Located in Whitewater Canyon in the Gila National Forest, the Catwalk Recreation Area is a fantastic place to visit. In addition, the area has an interesting history throughout time.
The creek flowing through the canyon provided electricity and water for the nearby mining town of Graham, also called Whitewater, founded by John T Graham in the early 1890s. Leading to an ore processing mill, pipes were built and bolted to the canyon walls with simple wooden planks attached above. This catwalk is how the area got its name. All was well until around 1913 when the mill was no longer profitable and the town dried up with most leaving the area.

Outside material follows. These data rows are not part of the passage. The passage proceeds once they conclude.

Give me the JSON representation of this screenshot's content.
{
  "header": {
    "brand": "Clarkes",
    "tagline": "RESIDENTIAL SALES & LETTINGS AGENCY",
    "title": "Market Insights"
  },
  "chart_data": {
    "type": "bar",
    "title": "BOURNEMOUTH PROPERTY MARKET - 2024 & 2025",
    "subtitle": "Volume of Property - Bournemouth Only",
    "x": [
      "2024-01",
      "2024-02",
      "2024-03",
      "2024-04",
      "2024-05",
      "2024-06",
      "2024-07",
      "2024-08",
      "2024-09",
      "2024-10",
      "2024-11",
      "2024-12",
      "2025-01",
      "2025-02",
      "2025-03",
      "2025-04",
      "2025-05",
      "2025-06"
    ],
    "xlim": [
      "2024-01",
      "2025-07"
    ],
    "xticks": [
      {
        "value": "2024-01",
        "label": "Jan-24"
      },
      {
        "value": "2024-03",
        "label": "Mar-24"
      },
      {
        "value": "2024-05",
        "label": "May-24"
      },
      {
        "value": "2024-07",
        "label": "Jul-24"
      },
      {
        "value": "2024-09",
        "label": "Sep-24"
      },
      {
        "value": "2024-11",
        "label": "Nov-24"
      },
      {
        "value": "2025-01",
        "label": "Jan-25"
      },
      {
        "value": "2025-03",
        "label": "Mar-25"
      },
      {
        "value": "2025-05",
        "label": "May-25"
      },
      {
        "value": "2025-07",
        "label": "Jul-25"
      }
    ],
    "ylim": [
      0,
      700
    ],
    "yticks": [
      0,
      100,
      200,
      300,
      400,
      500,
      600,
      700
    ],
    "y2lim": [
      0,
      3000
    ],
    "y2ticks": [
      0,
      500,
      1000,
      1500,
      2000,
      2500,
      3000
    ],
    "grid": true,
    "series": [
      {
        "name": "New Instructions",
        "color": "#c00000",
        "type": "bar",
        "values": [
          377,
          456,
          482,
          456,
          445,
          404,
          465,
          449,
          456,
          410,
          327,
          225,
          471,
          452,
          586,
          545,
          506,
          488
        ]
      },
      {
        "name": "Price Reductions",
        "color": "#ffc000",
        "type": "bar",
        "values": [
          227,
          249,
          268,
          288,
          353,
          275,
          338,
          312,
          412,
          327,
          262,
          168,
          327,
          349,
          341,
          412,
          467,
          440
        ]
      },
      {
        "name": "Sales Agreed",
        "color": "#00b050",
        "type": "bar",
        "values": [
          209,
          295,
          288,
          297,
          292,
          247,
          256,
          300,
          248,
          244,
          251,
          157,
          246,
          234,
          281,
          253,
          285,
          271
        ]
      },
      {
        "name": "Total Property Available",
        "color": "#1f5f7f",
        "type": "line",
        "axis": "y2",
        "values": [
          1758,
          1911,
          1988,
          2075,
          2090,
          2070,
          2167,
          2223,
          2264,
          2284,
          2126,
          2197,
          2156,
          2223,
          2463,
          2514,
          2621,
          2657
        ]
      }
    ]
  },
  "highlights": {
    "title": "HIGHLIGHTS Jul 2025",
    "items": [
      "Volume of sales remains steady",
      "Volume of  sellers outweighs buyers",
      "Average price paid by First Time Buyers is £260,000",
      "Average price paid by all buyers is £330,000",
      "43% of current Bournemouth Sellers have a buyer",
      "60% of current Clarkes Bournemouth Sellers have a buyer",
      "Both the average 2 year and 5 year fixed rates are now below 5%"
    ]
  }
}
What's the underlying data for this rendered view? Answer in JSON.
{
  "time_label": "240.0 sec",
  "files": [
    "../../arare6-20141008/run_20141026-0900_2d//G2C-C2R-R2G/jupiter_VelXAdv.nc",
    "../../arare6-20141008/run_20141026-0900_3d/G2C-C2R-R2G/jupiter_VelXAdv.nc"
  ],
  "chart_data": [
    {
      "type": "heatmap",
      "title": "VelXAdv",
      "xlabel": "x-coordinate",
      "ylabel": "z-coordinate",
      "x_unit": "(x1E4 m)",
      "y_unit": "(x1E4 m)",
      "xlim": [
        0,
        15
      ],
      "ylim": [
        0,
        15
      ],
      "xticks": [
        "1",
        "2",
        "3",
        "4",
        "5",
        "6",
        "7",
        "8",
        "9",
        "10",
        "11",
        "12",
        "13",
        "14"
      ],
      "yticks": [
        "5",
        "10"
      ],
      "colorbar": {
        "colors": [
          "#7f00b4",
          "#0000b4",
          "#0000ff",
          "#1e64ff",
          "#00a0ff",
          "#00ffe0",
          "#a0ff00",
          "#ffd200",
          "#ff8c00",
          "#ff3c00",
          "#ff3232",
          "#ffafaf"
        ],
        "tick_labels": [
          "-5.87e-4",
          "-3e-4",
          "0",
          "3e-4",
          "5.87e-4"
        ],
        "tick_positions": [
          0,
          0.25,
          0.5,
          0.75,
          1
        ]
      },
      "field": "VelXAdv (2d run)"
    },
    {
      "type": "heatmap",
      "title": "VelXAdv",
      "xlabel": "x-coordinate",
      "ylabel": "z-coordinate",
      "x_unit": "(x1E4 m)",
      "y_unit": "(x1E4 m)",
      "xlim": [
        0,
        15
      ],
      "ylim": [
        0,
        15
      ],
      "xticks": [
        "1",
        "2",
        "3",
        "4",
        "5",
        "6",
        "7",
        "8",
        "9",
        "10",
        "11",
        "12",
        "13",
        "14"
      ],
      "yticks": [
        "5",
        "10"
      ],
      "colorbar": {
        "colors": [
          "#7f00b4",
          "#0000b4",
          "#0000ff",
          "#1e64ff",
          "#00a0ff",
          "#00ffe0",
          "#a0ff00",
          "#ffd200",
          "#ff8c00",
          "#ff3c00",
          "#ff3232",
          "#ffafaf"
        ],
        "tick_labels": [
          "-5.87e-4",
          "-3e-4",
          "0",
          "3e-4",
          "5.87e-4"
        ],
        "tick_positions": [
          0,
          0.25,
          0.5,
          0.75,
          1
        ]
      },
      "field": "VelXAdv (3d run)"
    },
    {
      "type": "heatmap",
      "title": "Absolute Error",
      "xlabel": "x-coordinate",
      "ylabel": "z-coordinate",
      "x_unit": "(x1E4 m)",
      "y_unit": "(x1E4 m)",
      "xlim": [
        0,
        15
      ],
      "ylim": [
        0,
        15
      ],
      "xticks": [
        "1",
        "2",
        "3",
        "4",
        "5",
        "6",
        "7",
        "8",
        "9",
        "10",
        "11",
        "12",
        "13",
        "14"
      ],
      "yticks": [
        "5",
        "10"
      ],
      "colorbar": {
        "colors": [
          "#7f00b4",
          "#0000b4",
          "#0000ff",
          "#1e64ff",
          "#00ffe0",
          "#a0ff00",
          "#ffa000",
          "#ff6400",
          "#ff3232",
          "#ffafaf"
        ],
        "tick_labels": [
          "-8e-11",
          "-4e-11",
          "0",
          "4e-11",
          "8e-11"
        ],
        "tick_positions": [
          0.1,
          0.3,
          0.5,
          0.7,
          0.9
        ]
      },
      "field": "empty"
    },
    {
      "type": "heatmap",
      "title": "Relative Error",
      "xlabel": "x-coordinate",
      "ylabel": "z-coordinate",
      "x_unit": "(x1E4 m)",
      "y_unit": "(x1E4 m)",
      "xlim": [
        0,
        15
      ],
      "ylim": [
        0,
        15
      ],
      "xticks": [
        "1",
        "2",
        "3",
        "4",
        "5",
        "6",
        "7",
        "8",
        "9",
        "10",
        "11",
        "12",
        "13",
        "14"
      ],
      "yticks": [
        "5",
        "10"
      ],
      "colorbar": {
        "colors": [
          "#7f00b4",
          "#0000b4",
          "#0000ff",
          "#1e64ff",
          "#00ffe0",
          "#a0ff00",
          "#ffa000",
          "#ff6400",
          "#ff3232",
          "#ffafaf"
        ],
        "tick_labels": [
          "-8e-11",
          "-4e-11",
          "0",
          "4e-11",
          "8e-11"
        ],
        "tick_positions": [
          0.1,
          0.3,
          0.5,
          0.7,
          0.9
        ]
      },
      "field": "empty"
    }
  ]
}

Utilizing the same original path of the pipes, the Civilian Conservation Corps came into the canyon in the 1930s and rebuilt the catwalk. This version lasted until the 1960s when the Forest Service upgraded the catwalk to today’s steel walkways.
In addition to having a history in area mining, the canyon also served as a sanctuary for those seeking refuge from the law. Apache leader, Geronimo, utilized the canyon in the late 1800s hiding from US Army soldiers. Gila Apache, or Chiricahua, had been calling this area home for several centuries.
Outlaw Butch Cassidy also sought protection in the canyon while evading the Pinkertons. He had been working as a ranchman herding cattle at the WS Ranch just north of Alma, New Mexico. It is said that once Pinkerton attention was focused on that area, that Cassidy packed up and fled towards the mountains.
Today the Catwalk is open from sunrise to sunset and is a popular destination in the summer months. Throughout the 2 mile trail, visitors can walk on the catwalk above the creek in the footsteps where irrigation pipes once were. The first half-mile of the trail is paved and ADA accessible, however, further along, the paved section ends and dirt trails and stone steps would make accessibility difficult. There are some moderately steep grades in sections.
Should one choose to explore further, there are sections of the trail that cross the creek and provide options to dip into the water. Located near the end of the Catwalk Trail is a popular waterfall-fed “swimming hole” that hikers can use to cool off.